Ben en baştan beri tereddütsüz ve yürekten ‘Evet’ diyenlerdenim. Çünkü meselenin özü ile ilgili unutamadığım gerçekler var.
1. Askeri darbeler döneminin bitmesini istiyorum. 27 Mayıs 1960’ı, 12 Mart 1971’i, 12 Eylül 1980’i, 28 Şubat 1997’i, 27 Nisan 2007’yi ve 15 Temmuz 2016’yı unutmuyorum. Bilhassa 15 Temmuz darbe girişimini hiç aklımdan çıkarmıyorum. “TSK’da başörtüsü serbest bırakıldığı için birkaç hafta önce bilhassa Ege’deki kıtalarda kıpırdanma başladı” haberlerini ciddiye alıyorum. (Nagehan Alçı ve Rasim Ozan Kütahyalı, bu konuda Genelkurmay Askeri Başsavcılığının daveti ile ifade verdiklerini ve soruşturma kapsamında Ege Ordu’dan 614 TSK personelinin ifadesinin alındığını yazdılar.) FETÖ’nün kripto elemanlarının ulusalcıları, Kemalistleri kullanıp bir ortak cephe taktiği ile darbe rüyaları kurduğunu unutmuyorum. Cuntacılık zihniyeti, hevesi kesin bitmeli artık...
2. Milletin seçtiklerini yöneten, tehdit eden, partilerin içini karıştıran, hükümet yıkıp hükümet kuran vesayetçi yapının kökünden silinmesini istiyorum. Demokrasinin kayıt dışı odakları, vesayet ağaları artık söz sahibi olmamalıdır.
Partisinden istifa etmiş, arkasında üç kişi bile bulunmayan Yalım Erez’lere hükümet kurma görevi verilmesini, Güneş Motel pazarlıklarını, şemsiye partileri kurulmasını, “başbakan zor yürüyor, bıraksın yerine şu gelecek” baskılarını unutmuyorum. Parlamento ile oynamanın İngiliz anahtarı olan gensoru mekanizmasının kaldırılması bile tek başına ‘Evet’ dememe yetiyor... Vesayetin bu millete yaşattığı acıları unutmuyorum. Vesayet yerine milli irade hâkimiyeti istiyorum.

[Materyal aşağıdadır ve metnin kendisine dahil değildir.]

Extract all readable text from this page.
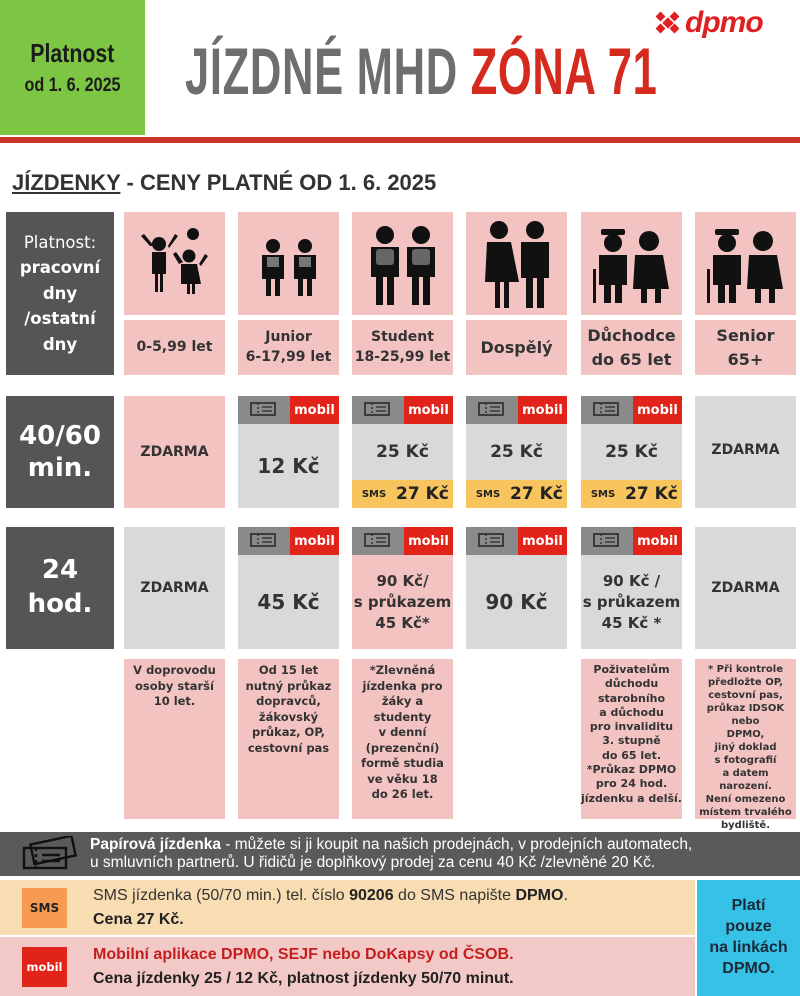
Platnost
od 1. 6. 2025 JÍZDNÉ MHD ZÓNA 71
dpmo
JÍZDENKY - CENY PLATNÉ OD 1. 6. 2025
Platnost:
pracovní
dny
/ostatní
dny
40/60
min.
24
hod.
0-5,99 let
Junior
6-17,99 let
Student
18-25,99 let Dospělý
Důchodce
do 65 let
Senior
65+
ZDARMA
mobil
12 Kč
mobil
25 Kč
SMS 27 Kč
mobil
25 Kč
SMS 27 Kč
mobil
25 Kč
SMS 27 Kč
ZDARMA
ZDARMA
mobil
45 Kč
mobil
90 Kč/
s průkazem
45 Kč*
mobil
90 Kč
mobil
90 Kč /
s průkazem
45 Kč *
ZDARMA
V doprovodu
osoby starší
10 let.
Od 15 let
nutný průkaz
dopravců,
žákovský
průkaz, OP,
cestovní pas
*Zlevněná
jízdenka pro
žáky a studenty
v denní
(prezenční)
formě studia
ve věku 18
do 26 let.
Poživatelům
důchodu
starobního
a důchodu
pro invaliditu
3. stupně
do 65 let.
*Průkaz DPMO
pro 24 hod.
jízdenku a delší.
* Při kontrole
předložte OP,
cestovní pas,
průkaz IDSOK nebo
DPMO,
jiný doklad
s fotografií
a datem narození.
Není omezeno
místem trvalého
bydliště.
Papírová jízdenka - můžete si ji koupit na našich prodejnách, v prodejních automatech,
u smluvních partnerů. U řidičů je doplňkový prodej za cenu 40 Kč /zlevněné 20 Kč.
SMS
SMS jízdenka (50/70 min.) tel. číslo 90206 do SMS napište DPMO.
Cena 27 Kč.
mobil
Mobilní aplikace DPMO, SEJF nebo DoKapsy od ČSOB.
Cena jízdenky 25 / 12 Kč, platnost jízdenky 50/70 minut.
Platí
pouze
na linkách
DPMO.
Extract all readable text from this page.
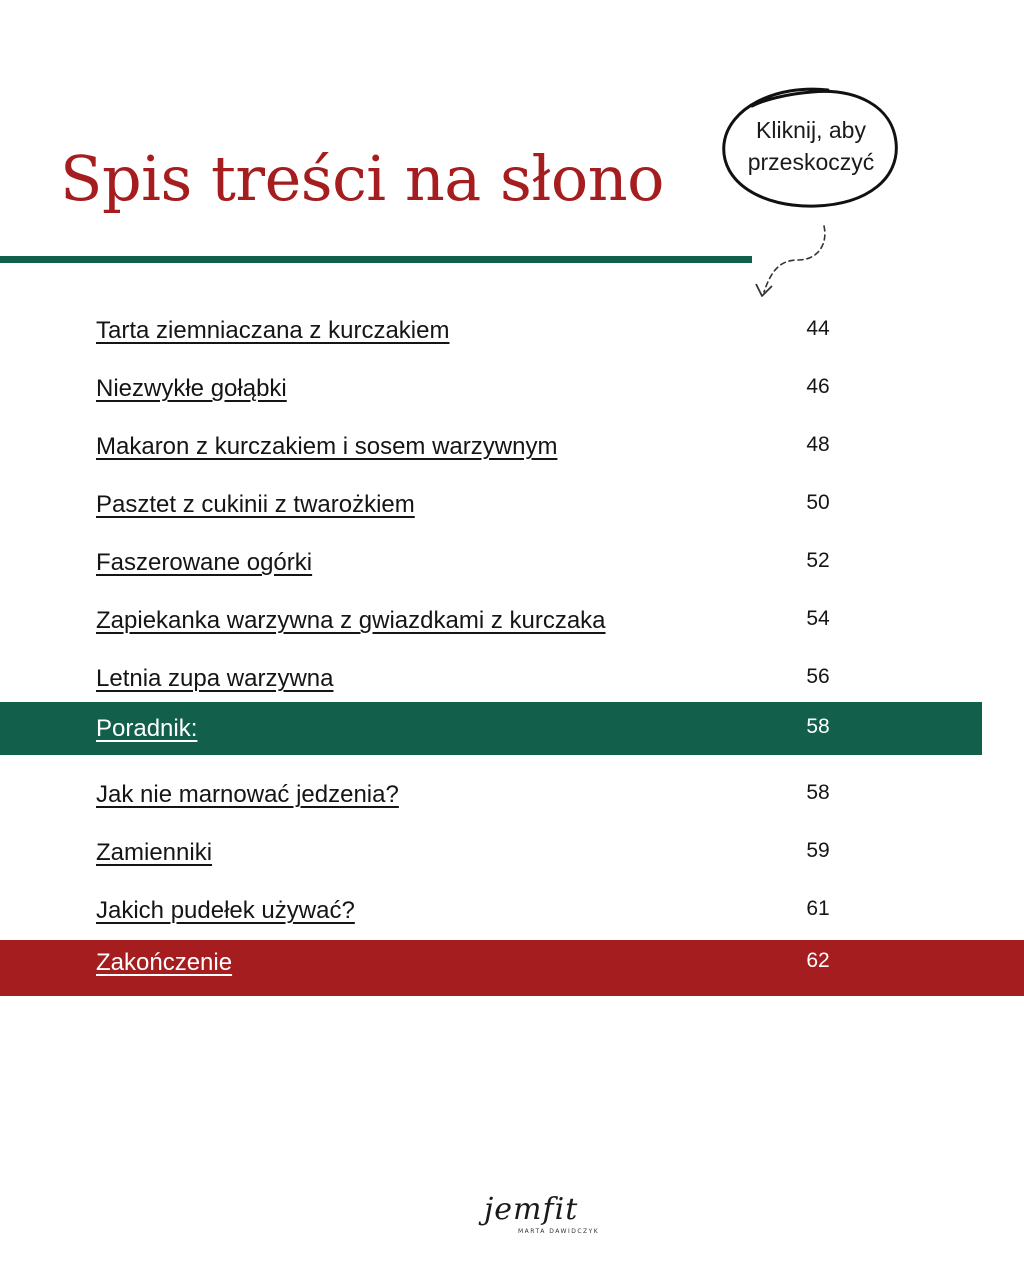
Spis treści na słono
Kliknij, aby
przeskoczyć
Tarta ziemniaczana z kurczakiem	44
Niezwykłe gołąbki	46
Makaron z kurczakiem i sosem warzywnym	48
Pasztet z cukinii z twarożkiem	50
Faszerowane ogórki	52
Zapiekanka warzywna z gwiazdkami z kurczaka	54
Letnia zupa warzywna	56
Poradnik:	58
Jak nie marnować jedzenia?	58
Zamienniki	59
Jakich pudełek używać?	61
Zakończenie	62
jemfit
MARTA DAWIDCZYK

3. Bu memleketin kalkınmasını koalisyonlar engelledi. Tam, “ne güzel AK Parti ile tek parti iktidarını yakaladık” derken, 7 Haziran 2015 seçimi sonrasında FETÖ, CHP-HDP restorasyon hükümeti bile istedi. Az daha AK Parti-CHP koalisyonu kuruluyordu, unutmadım. Unutmadım çünkü CHP ile hükümet kurdurulsaydı, AK Parti bitirilecek, Cumhurbaşkanı Erdoğan hedefe konulup etkisiz hale getirilecekti. ‘Evet’ ile hükümet krizi, koalisyon çalkantısı bitiyor. 5 yıllığına halkın sandıkta belirlediği Cumhurbaşkanlığı hükümet sistemi ile istikrar sağlanıyor.
4. Yedi düvelin Erdoğan üzerinden Türkiye ile uğraştığını unutmuyorum. 7 Şubat MİT krizini, Gezi olaylarını ve kaçak savcı Zekeriya Öz’ün “Gezi’de PKK da olacaktı, hükümet devrilecekti” demesini unutmuyorum. 17/25 Aralık hayasız darbesini, MİT TIR'ları ihanetini, Can Dündar’ın Almanya için casusluk yapmasını, FETÖ’cülerin ABD’ye, Avrupa’ya sığınmalarını, Hollanda’nın atlarını, itlerini unutmuyorum.
Hiçbirini unutmuyorum, ‘Evet’ diyorum.
NOT: Kılıçdaroğlu'nun dün Balıkesir'de askeri üsse inmesi ve törenle karşılanması, TSK içindeki kıpırdanma ile ilgili ise 15 Temmuz'dan ders almayanlara haddini bildirmek gerekir.